Applications and Limitations of MT

MT is preferred to PT for detecting surface cracks because of its greater sensitivity, especially when wet particles are used. Very fine cracks can be detected by MT that escape detection by PT. This makes MT especially useful for vessels that have been exposed to process environments that contain H2S under conditions that can cause stress-corrosion cracking.

Although MT can detect subsurface cracks that are not too far below the surface, do not depend on MT alone to detect internal cracks (see Section 730).

Other methods more suitable for detecting internal flaws, such as UT and RT, should be employed to supplement MT. This is especially true for relatively thick (approximately 1.5-inch thick and greater) vessel shell components. It is more likely that cracks may originate internally in thick shells, and it will normally take longer for them to propagate to the surface where they can be detected by MT.

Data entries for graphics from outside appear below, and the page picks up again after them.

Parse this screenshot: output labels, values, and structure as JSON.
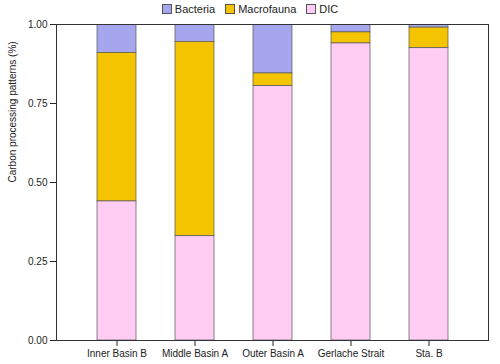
{
  "chart_data": {
    "type": "bar",
    "stacked": true,
    "legend": "top",
    "y_label": "Carbon processing patterns (%)",
    "categories": [
      "Inner Basin B",
      "Middle Basin A",
      "Outer Basin A",
      "Gerlache Strait",
      "Sta. B"
    ],
    "series": [
      {
        "name": "Bacteria",
        "color": "#a6a6ee",
        "values": [
          0.09,
          0.055,
          0.155,
          0.025,
          0.01
        ]
      },
      {
        "name": "Macrofauna",
        "color": "#f5c400",
        "values": [
          0.47,
          0.615,
          0.04,
          0.035,
          0.065
        ]
      },
      {
        "name": "DIC",
        "color": "#ffccf4",
        "values": [
          0.44,
          0.33,
          0.805,
          0.94,
          0.925
        ]
      }
    ],
    "ylim": [
      0,
      1
    ],
    "yticks": [
      {
        "value": 0,
        "label": "0.00"
      },
      {
        "value": 0.25,
        "label": "0.25"
      },
      {
        "value": 0.5,
        "label": "0.50"
      },
      {
        "value": 0.75,
        "label": "0.75"
      },
      {
        "value": 1,
        "label": "1.00"
      }
    ]
  }
}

Similar to PT, MT does not give a reliable indication of the depth of a surface crack, which is the primary characteristic that affects the integrity and reliability of a pressure vessel. Therefore, the depth of cracks detected by MT should be determined by other NDE procedures (such as UT) to evaluate their significance, unless the MT indications are removed by grinding.

MT procedures can vary widely in reliability. They should be qualified for an inservice inspection of a pressure vessel by demonstrating their performance with sample flaws representative of the actual flaws that may have occurred in the vessel.